Democratizing AI Across Clouds: Low-Cost, Easy-to-Deploy Machine Learning

AI, ML & Data Science

John Thorpe

Head of Product at BreezeML

Machine learning (especially deep learning) is becoming increasingly complex and expensive. Many companies build their core businesses (e.g., self-driving, credit card fraud detection, item recommendation, etc.) upon continuous model training and/or inferencing, which is typically performed with dozens or even hundreds of GPU machines on a (public or on-premise) cloud. While a cloud-based environment makes it possible for these jobs to dynamically scale with load changes (e.g., user requests), running these jobs under the cloud's pay-as-you-go pricing model incurs large monetary costs, which would rapidly grow with the model size/complexity, the size of datasets, and the number of users.

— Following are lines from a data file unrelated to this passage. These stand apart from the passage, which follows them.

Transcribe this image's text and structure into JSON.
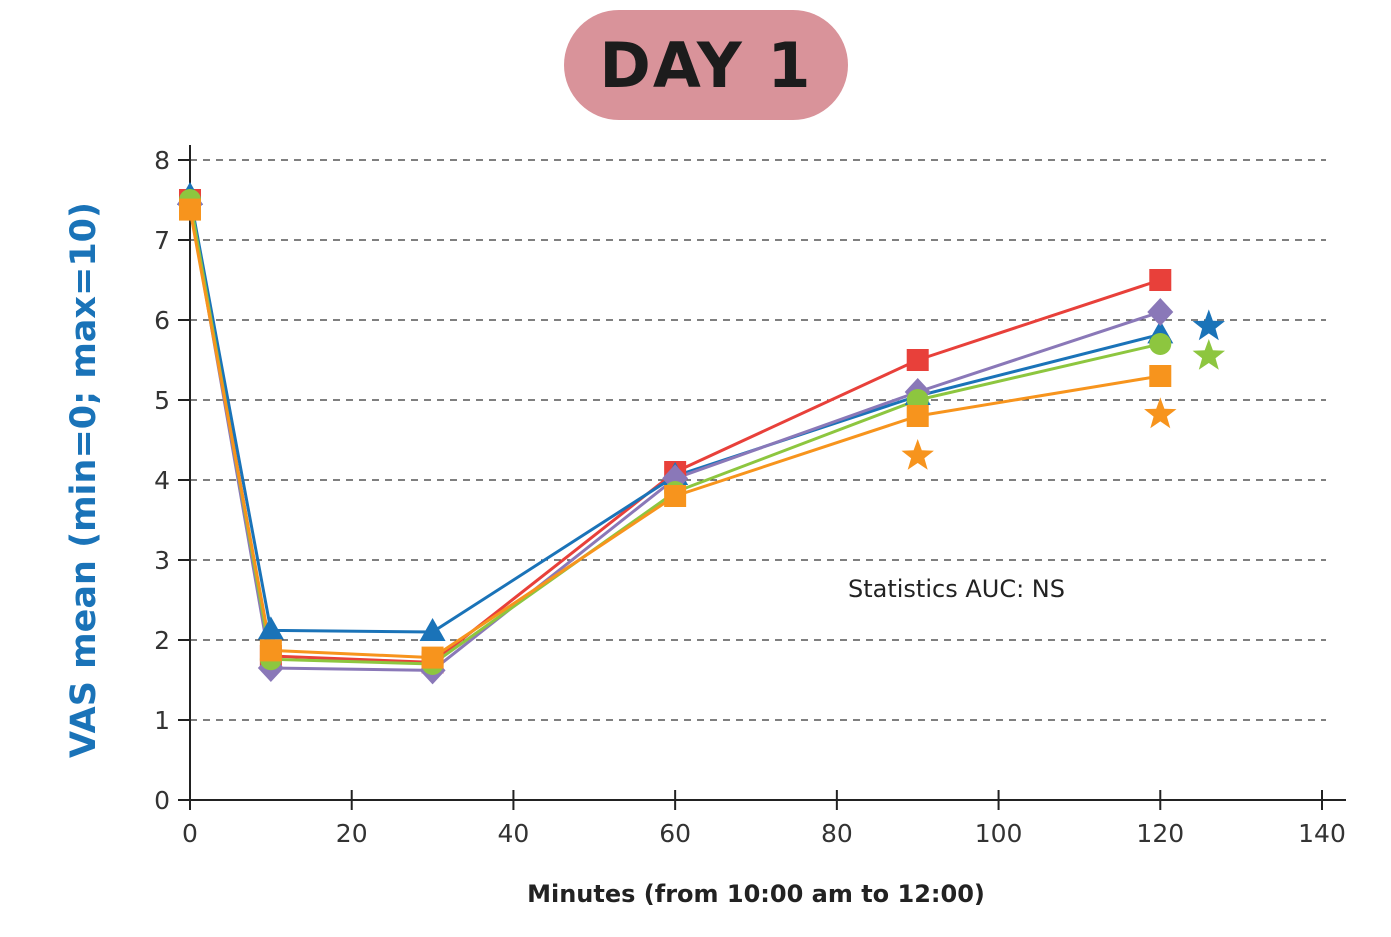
{
  "title": "DAY 1",
  "colors": {
    "title_pill": "#d9939a",
    "ylabel": "#1a73b8",
    "axis": "#222222",
    "grid": "#333333"
  },
  "chart_data": {
    "type": "line",
    "xlabel": "Minutes (from 10:00 am to 12:00)",
    "ylabel": "VAS mean (min=0; max=10)",
    "xlim": [
      0,
      140
    ],
    "ylim": [
      0,
      8
    ],
    "x_ticks": [
      "0",
      "20",
      "40",
      "60",
      "80",
      "100",
      "120",
      "140"
    ],
    "y_ticks": [
      "0",
      "1",
      "2",
      "3",
      "4",
      "5",
      "6",
      "7",
      "8"
    ],
    "grid": "horizontal dashed",
    "x": [
      0,
      10,
      30,
      60,
      90,
      120
    ],
    "series": [
      {
        "color": "#e8403a",
        "marker": "square",
        "values": [
          7.5,
          1.8,
          1.72,
          4.1,
          5.5,
          6.5
        ]
      },
      {
        "color": "#1a73b8",
        "marker": "triangle",
        "values": [
          7.55,
          2.12,
          2.1,
          4.05,
          5.05,
          5.82
        ]
      },
      {
        "color": "#8a78b8",
        "marker": "diamond",
        "values": [
          7.45,
          1.65,
          1.62,
          4.02,
          5.1,
          6.1
        ]
      },
      {
        "color": "#8dc63f",
        "marker": "circle",
        "values": [
          7.5,
          1.76,
          1.7,
          3.85,
          5.0,
          5.7
        ]
      },
      {
        "color": "#f7941d",
        "marker": "square",
        "values": [
          7.38,
          1.87,
          1.78,
          3.8,
          4.8,
          5.3
        ]
      }
    ],
    "stars": [
      {
        "color": "#1a73b8",
        "x": 126,
        "y": 5.92
      },
      {
        "color": "#8dc63f",
        "x": 126,
        "y": 5.55
      },
      {
        "color": "#f7941d",
        "x": 90,
        "y": 4.3
      },
      {
        "color": "#f7941d",
        "x": 120,
        "y": 4.82
      }
    ],
    "annotations": [
      "Statistics AUC: NS"
    ]
  }
}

BreezeML democratizes AI/ML by helping AI companies significantly increase their performance-per-dollar by making effective use of preemptible GPU instances. Rooted in years of research at UCLA and Princeton, BreezeML provides (1) a preemption-resilient software system that allows users to reliably run ML training/inference jobs on preemptible instances (such as spot instances) and (2) a virtual cloud interface that performs intelligent selection and scheduling of (spot and on-demand) instances to minimize the monetary costs with strong SLA guarantees.

Currently, BreezeML provides two services:

An API server (http://windmill.breezeml.ai/apis/) that allows ML engineers to upload batch jobs for free trails. It also allows customers to use their own cloud (e.g., AWS) credential to log in and use BreezeML to run jobs under their own cloud configurations.
We provide a docker image of the Breeze runtime, which includes the Breeze-enhanced Pytorch/Tensorflow/XGBoost as well as a new K8S-based orchestration system that can be easily deployed in the user's local environment (compliant with the user's local security policies). Our runtime allows the user to (a) use cheap spot instances in the cloud or (b) sharing resources between (low-priority) training and (high-priority) inference jobs in their on-premise cluster, thereby significantly improving GPU resource utilization.

Experiments across a wide range of vision, language, and classification models demonstrate that BreezeML improve the performance-per-dollar by an average of 3 times. Our approach also eliminates the need of resource over-provisioning in on-premise clusters by allowing (high-priority) inference jobs to safely preempt (low-priority) training jobs.